Documentation: Key to Successful Remote Work

Whether you work for a startup of 5-10 people or in a big remote company with 1000+ employees across continents, experts describe documentation to as one of the essential instruments of remote work organization. So why isn’t it ubiquitously implemented by remote teams? One of the main reasons is the old-fashioned approach to the workflow that requires meetings, emails, and Slack messages to communicate issues, decisions, and updates within the team. Documentation might be seen as boring, time-consuming, and simply useless by some. However, when done correctly, documentation can save the team a lot of time, prevent miscommunication, allow for more flexibility, and decrease the level of perceived chaos. In this article, we will discuss how to do documentation to improve your remote work processes.

What is Documentation and why does your team need it?

Different approaches to documentation present diverse methods, platforms, and levels of documentation. Simply put, documentation is the practice of putting the company’s rules, values, practices, and, importantly, decisions and actions, in writing. For remote teams, this means sharing a document or several documents with a detailed record of problems, implemented decisions, and other workflow processes. Some teams, like GitLab’s 1200+ employees all-remote workforce, have an approach that demands the remote worker to put an update into writing that is accessible to everyone (their famous “handbook“) before they share it with teammates via Slack, email, or another form of communication. Then, of course, some teams’ documentation strategy is writing down the decisions and actions after they already happened, e.g. right after the meeting. The exact method can be discussed and altered as the company grows. However, if you think that your company can go without documentation while working remotely because it isn’t that big and the current communication strategy suffices, we might have bad news for you. As GitLab’s Darren Murph and Jessica Reeder put it: “Implementing a documentation strategy becomes more difficult — yet more vital — as a company ages and matures.” Therefore, the earlier you establish a documentation practice the easier it will be for your company to scale.

So why is it key for a remote team’s success? First of all, even for teams that rely on synchronous communication, i.e. Zoom meetings and Slack messages, the structure and clarity that the documentation routine brings are invaluable. It teaches everyone discipline and respect by requiring each team member to share their actions without exception or delay. Furthermore, the opportunity to go back and review the decisions that the team took some time ago also allows for reverse engineering that is crucial if something goes wrong, and we all know that it inevitably will one day. Moreover, documentation requires an individual to sit down and write down the problem, the data given, and the possible solutions. Therefore, teammates can be more prepared for the meetings and spend less time discussing the issue and the solution because they will have worked on it beforehand. For some companies, the application of a detailed documentation approach can lead to adopting asynchronous communication which we talk about in the next section of the article.

Documentation for Asynchronous Communication

One of the most advantageous effects of implementing documentation is the chance to switch to an asynchronous communication model. To take advantage of working remotely, you might want to hire from the international talent pool.

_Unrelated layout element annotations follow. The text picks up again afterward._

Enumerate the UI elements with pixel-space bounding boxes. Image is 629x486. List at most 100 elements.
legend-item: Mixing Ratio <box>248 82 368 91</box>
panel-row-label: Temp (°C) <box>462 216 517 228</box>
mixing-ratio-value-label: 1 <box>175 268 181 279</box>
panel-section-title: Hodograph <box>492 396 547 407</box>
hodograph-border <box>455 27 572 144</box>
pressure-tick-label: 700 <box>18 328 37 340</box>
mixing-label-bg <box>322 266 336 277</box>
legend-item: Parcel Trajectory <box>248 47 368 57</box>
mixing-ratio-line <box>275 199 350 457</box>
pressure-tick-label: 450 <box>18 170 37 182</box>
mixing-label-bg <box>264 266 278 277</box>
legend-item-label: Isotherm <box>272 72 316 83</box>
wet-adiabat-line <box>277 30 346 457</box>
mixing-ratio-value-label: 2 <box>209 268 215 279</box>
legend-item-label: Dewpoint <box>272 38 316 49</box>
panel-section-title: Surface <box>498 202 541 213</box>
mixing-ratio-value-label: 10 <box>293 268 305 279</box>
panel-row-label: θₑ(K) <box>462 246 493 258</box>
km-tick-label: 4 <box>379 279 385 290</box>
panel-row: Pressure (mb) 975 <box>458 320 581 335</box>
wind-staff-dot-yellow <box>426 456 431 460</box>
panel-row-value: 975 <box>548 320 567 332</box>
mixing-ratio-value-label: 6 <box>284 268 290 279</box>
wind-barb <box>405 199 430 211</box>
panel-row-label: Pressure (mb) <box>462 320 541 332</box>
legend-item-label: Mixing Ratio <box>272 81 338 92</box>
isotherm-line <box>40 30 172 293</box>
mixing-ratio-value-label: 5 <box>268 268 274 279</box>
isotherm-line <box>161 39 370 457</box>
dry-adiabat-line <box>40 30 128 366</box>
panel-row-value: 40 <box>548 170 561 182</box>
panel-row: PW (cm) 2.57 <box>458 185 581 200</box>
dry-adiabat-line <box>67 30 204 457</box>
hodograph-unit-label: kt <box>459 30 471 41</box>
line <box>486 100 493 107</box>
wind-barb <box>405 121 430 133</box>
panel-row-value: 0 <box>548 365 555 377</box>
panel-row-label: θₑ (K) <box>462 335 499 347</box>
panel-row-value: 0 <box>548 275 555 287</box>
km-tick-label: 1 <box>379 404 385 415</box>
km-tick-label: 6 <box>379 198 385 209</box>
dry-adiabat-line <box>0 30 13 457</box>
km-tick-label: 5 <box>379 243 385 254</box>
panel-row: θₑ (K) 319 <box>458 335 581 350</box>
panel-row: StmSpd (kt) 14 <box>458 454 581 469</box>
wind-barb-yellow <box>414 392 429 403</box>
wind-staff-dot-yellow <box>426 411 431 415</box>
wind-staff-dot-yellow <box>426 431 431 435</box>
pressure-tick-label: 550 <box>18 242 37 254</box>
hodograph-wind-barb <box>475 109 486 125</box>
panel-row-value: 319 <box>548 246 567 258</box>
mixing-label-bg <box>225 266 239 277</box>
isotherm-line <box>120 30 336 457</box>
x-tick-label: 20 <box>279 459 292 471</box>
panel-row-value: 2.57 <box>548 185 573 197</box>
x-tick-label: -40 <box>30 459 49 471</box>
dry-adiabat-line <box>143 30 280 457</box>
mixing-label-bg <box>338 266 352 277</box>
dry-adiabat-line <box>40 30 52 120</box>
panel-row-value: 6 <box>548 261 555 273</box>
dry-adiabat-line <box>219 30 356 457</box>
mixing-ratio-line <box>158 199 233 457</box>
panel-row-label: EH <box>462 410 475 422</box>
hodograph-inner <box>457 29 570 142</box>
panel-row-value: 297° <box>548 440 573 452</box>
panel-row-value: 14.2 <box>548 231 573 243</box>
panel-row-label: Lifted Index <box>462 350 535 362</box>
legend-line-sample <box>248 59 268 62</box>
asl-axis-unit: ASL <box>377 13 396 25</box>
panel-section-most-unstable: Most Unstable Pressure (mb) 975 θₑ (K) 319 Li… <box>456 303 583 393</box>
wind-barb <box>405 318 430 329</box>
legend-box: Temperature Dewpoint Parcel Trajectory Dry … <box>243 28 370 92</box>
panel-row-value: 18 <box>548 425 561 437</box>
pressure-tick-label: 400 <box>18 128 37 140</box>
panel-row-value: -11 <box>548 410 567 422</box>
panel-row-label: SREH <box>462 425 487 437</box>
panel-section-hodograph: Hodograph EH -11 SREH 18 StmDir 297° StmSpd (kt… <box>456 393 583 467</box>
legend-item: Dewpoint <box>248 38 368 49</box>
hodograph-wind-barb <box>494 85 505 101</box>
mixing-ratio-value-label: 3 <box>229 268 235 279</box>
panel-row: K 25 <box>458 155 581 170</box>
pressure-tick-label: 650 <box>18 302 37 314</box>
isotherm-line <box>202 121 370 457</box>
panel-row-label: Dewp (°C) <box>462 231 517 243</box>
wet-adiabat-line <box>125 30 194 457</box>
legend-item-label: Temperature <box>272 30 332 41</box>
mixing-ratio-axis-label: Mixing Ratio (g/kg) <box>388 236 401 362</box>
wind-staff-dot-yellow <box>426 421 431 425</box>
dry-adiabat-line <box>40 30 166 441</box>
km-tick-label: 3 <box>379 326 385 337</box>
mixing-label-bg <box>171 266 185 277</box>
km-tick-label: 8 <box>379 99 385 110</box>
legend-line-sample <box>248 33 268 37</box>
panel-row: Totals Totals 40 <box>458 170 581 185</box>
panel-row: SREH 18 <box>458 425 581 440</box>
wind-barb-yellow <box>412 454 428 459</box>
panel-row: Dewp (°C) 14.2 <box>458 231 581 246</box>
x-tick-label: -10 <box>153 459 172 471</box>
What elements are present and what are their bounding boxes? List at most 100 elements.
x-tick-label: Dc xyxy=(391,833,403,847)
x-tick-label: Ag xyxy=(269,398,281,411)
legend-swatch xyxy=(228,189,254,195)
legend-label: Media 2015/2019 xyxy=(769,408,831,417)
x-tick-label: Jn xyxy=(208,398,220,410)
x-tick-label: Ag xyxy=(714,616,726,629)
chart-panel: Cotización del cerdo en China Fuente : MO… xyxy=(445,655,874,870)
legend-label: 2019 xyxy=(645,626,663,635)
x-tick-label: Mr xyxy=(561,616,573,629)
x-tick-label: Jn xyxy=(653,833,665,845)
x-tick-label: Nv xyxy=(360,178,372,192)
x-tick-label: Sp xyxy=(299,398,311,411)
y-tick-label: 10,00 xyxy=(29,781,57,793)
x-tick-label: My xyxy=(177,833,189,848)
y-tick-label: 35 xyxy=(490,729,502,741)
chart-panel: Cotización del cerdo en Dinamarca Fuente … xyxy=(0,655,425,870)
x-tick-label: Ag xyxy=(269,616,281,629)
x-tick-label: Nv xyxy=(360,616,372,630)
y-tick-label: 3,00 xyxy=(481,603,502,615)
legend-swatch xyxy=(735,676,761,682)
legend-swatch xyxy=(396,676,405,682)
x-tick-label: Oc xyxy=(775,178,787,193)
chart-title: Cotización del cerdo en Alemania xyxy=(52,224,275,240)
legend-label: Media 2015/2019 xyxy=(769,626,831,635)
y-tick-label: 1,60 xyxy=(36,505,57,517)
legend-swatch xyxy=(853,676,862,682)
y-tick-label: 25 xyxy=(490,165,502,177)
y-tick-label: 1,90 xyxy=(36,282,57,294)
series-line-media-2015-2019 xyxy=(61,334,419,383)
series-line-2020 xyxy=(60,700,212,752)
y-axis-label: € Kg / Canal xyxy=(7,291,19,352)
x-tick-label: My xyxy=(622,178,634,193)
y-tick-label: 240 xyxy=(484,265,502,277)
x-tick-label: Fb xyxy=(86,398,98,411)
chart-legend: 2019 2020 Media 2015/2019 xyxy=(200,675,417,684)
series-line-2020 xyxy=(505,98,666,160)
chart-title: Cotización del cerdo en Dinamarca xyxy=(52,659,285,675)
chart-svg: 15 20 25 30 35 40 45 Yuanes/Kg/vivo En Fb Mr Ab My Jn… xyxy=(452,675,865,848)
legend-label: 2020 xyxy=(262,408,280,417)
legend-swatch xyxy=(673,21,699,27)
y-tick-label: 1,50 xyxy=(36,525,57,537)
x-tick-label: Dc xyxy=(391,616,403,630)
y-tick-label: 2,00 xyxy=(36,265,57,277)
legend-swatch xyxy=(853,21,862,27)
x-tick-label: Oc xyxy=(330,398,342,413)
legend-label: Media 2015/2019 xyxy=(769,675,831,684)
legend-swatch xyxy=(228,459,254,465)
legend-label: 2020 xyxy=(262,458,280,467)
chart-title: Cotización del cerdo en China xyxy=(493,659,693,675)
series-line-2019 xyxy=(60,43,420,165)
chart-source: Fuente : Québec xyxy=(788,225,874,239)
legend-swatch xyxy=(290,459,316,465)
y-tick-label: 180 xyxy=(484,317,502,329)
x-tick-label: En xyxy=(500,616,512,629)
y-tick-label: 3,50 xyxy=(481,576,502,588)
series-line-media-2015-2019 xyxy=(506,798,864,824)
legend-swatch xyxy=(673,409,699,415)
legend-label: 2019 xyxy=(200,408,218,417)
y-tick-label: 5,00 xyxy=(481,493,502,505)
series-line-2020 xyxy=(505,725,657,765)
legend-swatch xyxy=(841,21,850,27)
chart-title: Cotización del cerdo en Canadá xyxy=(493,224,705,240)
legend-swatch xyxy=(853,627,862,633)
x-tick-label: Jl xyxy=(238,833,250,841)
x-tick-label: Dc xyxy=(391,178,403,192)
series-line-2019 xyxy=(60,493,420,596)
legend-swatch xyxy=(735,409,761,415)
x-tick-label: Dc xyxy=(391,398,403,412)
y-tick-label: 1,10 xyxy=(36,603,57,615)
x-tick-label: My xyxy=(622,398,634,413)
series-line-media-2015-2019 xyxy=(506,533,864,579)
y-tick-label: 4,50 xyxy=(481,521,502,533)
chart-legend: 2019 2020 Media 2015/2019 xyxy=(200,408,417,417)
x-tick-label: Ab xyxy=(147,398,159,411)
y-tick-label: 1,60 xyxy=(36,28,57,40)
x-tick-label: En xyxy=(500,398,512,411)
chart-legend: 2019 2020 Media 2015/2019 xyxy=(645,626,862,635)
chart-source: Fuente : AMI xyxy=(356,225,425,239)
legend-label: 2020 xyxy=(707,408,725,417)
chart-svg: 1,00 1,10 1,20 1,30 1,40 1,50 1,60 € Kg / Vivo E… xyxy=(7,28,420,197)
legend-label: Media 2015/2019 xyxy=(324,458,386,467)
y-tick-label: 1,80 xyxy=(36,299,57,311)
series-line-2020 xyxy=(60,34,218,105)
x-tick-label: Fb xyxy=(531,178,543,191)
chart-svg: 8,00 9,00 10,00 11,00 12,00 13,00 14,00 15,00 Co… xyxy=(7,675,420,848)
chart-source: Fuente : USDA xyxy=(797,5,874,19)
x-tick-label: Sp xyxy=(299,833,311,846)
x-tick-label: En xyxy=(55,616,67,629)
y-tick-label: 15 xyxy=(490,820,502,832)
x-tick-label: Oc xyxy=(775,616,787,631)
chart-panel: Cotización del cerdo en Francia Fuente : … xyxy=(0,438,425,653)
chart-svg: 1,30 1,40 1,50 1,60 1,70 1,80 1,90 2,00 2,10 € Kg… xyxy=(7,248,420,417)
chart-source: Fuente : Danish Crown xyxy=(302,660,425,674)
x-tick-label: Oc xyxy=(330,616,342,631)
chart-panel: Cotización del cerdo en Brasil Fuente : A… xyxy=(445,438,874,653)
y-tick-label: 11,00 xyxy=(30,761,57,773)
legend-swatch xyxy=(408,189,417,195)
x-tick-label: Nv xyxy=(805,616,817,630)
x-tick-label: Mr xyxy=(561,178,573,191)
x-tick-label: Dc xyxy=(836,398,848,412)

However, the fixation on meetings as the only way to communicate within the remote team limits hiring opportunities to a few time zones. Effective use of documentation can help you expand your team across countries and continents without decreasing productivity. It allows team members to work on flexible schedules without being chained to specific meetings or fearing to miss Slack messages. When everything is documented, the employees can easily check on the updates whenever their day starts.

How to start your documentation practice

First and foremost, choose a platform that is efficient and easy to use. It can be any document-sharing app, like Notion or Almanac. Such apps allow your whole team to create, share, edit, and comment on documents, tables, and databases. Then, you will need to spend some time writing down the rules, policies, and values. But once you’ve spent time on this you won’t have to go back, unless you need to make a couple of corrections. However, it will help immensely with helping your new employees understand and adapt to your company’s practices in the process of virtual onboarding.

Next, how exactly you document decisions will depend on your existing communication practices, as well as the size of the company, number of departments, etc. You might want to try different approaches and see what works best. One tip is assigning a “decision-maker” to each issue who will be responsible for documenting the decision. It doesn’t mean that person is solely responsible for making the decision but rather that they will be accountable for making sure the team achieves a clear, documentable solution. Additionally, everyone must understand the utmost importance of documentation because if some team members don’t pay attention to this practice, it becomes pointless. Imagine somebody sharing their decisions exclusively via Slack. This immediately makes the documentation insufficient and, therefore, unreliable. The whole point of keeping records in one place is to provide the employees with one source of information they can always come back to and check. All in all, although it might sound like a lot of work, as long as every decision is documented in one way or another within a single source, you’ve started your documentation routine. From there, you can continuously improve and refine it until you find it effective and easy to use.